Court Opinion

ID: 9933812
Source: CourtListenerOpinion
Date Created: 2024-02-09 18:42:32.014134+00
Date Added: 2024-06-11T13:15:20.784275
License: Public Domain

I concur fully in the main opinion. I write specially to memorialize a unique feature of this proceeding.
Most cases, of necessity, involve at least one lawyer who will not prevail. "May the best case win" is a saying we hear from time to time around a courtroom at the beginning of the proceedings. This enables the lawyer who ultimately does not prevail to ease the pain by telling himself, if no one else, that while the client had the best lawyer, the client did not have the best case.
I cannot apply that saying in all respects to this case because I do not want to insinuate in any way that counsel for Branch and Ligon, the prevailing party in this appeal, i.e., the party with "the best case," was in any way inferior to counsel for Claude's son.
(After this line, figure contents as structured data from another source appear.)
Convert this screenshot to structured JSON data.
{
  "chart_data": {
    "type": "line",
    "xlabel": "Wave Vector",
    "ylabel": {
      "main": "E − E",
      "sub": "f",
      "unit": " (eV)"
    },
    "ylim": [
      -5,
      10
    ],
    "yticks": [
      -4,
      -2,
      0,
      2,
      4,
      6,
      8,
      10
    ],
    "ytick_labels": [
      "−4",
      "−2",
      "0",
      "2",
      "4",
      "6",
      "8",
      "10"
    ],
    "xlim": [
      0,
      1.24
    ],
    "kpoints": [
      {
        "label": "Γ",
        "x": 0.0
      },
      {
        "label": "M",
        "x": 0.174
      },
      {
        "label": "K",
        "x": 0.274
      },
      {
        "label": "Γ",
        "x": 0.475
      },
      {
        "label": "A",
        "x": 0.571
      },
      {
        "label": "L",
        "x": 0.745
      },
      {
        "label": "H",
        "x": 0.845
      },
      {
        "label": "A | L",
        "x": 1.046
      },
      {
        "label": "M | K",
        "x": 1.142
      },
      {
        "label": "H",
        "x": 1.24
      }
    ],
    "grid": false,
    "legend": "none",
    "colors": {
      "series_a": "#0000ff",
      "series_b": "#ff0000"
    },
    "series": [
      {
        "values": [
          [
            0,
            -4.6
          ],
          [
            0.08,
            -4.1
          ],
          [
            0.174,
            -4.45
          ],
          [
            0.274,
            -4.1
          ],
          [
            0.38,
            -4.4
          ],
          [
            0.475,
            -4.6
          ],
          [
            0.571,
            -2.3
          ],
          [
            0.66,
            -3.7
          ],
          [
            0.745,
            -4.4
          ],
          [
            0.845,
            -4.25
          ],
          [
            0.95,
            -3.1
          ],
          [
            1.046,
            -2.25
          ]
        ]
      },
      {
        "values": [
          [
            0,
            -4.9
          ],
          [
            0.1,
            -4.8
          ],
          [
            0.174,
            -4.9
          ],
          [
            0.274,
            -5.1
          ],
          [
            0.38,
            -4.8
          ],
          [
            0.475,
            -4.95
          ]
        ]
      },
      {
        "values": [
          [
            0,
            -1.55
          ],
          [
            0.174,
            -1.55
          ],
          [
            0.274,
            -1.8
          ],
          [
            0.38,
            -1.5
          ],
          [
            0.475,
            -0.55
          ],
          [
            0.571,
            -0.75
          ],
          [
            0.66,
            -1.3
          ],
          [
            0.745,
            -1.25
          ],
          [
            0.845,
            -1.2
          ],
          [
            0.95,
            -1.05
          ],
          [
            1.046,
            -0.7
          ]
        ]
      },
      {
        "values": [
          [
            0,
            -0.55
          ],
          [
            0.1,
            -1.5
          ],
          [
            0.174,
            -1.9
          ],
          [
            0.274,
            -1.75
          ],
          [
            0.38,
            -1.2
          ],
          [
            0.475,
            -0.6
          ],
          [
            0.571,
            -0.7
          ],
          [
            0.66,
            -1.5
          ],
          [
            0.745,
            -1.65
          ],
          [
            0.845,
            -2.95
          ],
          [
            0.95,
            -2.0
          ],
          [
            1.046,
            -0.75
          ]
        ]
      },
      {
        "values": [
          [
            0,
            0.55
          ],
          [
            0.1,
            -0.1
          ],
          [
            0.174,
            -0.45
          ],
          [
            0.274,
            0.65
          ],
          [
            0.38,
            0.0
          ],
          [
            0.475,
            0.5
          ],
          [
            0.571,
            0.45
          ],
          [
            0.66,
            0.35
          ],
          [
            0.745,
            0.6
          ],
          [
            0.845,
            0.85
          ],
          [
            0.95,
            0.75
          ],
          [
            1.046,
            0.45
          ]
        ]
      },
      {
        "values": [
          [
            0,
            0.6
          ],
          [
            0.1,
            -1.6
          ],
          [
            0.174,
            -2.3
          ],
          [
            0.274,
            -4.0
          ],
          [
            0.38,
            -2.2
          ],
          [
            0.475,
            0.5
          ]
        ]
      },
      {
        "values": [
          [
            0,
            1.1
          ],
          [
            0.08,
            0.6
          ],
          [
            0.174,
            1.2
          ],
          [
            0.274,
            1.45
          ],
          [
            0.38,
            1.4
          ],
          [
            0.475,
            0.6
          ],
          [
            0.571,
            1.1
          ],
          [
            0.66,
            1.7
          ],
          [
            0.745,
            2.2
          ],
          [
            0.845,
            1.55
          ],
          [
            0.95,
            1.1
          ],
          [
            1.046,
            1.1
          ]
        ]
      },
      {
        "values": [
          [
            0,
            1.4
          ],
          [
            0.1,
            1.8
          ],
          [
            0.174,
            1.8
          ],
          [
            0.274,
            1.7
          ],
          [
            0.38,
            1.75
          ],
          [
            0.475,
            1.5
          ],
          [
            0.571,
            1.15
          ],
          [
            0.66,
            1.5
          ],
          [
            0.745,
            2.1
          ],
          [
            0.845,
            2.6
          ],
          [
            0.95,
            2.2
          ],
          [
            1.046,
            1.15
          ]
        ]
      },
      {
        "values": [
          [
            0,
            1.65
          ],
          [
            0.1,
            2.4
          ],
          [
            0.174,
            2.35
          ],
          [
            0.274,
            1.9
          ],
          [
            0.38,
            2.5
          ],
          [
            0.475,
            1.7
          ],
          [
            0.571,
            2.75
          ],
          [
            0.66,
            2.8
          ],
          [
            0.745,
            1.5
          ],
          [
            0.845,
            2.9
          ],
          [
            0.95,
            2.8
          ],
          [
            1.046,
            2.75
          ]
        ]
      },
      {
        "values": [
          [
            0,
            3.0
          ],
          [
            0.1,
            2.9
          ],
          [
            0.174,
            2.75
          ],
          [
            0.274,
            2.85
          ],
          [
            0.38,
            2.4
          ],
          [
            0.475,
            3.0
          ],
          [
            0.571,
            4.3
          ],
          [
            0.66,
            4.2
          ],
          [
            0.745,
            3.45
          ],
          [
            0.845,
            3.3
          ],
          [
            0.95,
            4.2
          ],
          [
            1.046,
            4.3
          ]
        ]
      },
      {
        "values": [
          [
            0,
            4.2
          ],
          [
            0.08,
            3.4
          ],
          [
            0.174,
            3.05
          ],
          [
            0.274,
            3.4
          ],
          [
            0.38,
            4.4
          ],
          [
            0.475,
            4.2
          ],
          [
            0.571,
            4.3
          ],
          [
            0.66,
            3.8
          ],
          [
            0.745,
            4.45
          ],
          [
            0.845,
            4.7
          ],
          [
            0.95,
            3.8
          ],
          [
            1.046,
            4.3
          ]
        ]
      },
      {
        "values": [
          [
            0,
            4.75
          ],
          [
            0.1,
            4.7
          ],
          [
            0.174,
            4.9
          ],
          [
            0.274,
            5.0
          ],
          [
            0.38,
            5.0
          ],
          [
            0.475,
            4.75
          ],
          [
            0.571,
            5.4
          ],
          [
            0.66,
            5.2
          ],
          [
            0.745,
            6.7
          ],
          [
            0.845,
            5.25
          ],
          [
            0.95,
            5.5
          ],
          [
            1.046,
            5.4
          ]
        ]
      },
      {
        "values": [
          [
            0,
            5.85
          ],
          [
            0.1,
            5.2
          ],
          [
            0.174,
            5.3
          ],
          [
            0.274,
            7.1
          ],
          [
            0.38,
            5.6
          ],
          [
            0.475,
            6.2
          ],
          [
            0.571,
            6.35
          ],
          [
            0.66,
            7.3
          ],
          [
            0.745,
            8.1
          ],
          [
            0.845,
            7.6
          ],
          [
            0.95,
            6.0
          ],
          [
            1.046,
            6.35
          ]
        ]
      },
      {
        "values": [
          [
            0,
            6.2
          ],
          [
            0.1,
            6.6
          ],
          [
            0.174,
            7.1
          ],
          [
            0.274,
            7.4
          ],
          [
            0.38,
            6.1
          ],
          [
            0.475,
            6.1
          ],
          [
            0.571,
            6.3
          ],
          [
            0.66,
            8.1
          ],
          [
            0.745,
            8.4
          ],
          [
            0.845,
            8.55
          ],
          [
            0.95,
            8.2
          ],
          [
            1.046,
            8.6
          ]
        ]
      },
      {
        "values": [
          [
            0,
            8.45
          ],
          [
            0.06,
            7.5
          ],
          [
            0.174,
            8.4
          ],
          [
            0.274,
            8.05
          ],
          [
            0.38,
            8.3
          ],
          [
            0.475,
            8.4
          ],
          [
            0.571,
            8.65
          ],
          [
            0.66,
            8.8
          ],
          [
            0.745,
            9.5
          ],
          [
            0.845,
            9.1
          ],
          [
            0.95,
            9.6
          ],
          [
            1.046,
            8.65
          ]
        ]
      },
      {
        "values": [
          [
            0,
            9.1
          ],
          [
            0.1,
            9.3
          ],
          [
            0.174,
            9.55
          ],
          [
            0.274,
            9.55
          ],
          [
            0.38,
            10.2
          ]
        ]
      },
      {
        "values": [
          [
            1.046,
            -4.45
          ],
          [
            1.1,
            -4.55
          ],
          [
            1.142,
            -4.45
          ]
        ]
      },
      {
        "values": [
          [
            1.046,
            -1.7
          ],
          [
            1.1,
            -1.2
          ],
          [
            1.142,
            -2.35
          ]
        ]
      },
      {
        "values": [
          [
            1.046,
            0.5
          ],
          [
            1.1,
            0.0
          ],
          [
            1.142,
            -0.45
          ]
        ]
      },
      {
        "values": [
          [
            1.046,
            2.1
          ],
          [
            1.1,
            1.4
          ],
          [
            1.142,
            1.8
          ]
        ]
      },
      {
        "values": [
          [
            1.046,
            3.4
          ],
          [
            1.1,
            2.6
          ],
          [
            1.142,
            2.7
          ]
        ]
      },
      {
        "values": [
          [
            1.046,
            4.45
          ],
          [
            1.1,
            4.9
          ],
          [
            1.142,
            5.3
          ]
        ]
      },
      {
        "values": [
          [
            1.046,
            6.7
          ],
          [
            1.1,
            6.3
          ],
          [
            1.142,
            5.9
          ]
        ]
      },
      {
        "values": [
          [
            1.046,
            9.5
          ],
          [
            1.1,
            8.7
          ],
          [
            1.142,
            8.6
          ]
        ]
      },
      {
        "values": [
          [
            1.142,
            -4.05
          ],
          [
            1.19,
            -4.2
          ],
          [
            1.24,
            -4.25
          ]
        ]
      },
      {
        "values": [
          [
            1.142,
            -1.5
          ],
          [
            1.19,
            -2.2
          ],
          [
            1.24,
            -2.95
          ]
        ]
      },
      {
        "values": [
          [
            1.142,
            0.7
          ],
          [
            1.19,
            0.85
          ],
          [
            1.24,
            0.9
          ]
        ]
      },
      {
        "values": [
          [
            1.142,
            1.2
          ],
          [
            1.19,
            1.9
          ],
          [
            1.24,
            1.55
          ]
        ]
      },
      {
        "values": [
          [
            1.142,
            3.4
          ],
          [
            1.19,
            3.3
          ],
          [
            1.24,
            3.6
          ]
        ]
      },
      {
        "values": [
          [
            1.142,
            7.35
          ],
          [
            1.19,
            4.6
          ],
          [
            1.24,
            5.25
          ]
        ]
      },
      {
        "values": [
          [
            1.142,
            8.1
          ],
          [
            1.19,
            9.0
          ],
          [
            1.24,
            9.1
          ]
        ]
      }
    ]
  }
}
But I will carve out so *Page 489 
much of it as is necessary to observe that it is my duty as an Associate Justice to decide cases based on my best judgment as to the proper application of the law to the facts or, put another way, based on who had "the best case." I have done so in this case, notwithstanding my awe over the fact that counsel for the unsuccessful party, D. Harry Markstein, Jr., briefed and argued this case on March 18, 2003, at the age of 90. In so doing, he probably quite easily holds the record as the oldest member of the Alabama State Bar to appear before this Court.
While he did not prevail, Mr. Markstein quite ably represented his client with zeal, clarity of thought, and legal scholarship that lawyers many years his junior would do quite well to emulate. Perhaps, on another day, we can note Mr. Markstein's eclipse of his own record with a ruling in a setting where he has "the best case."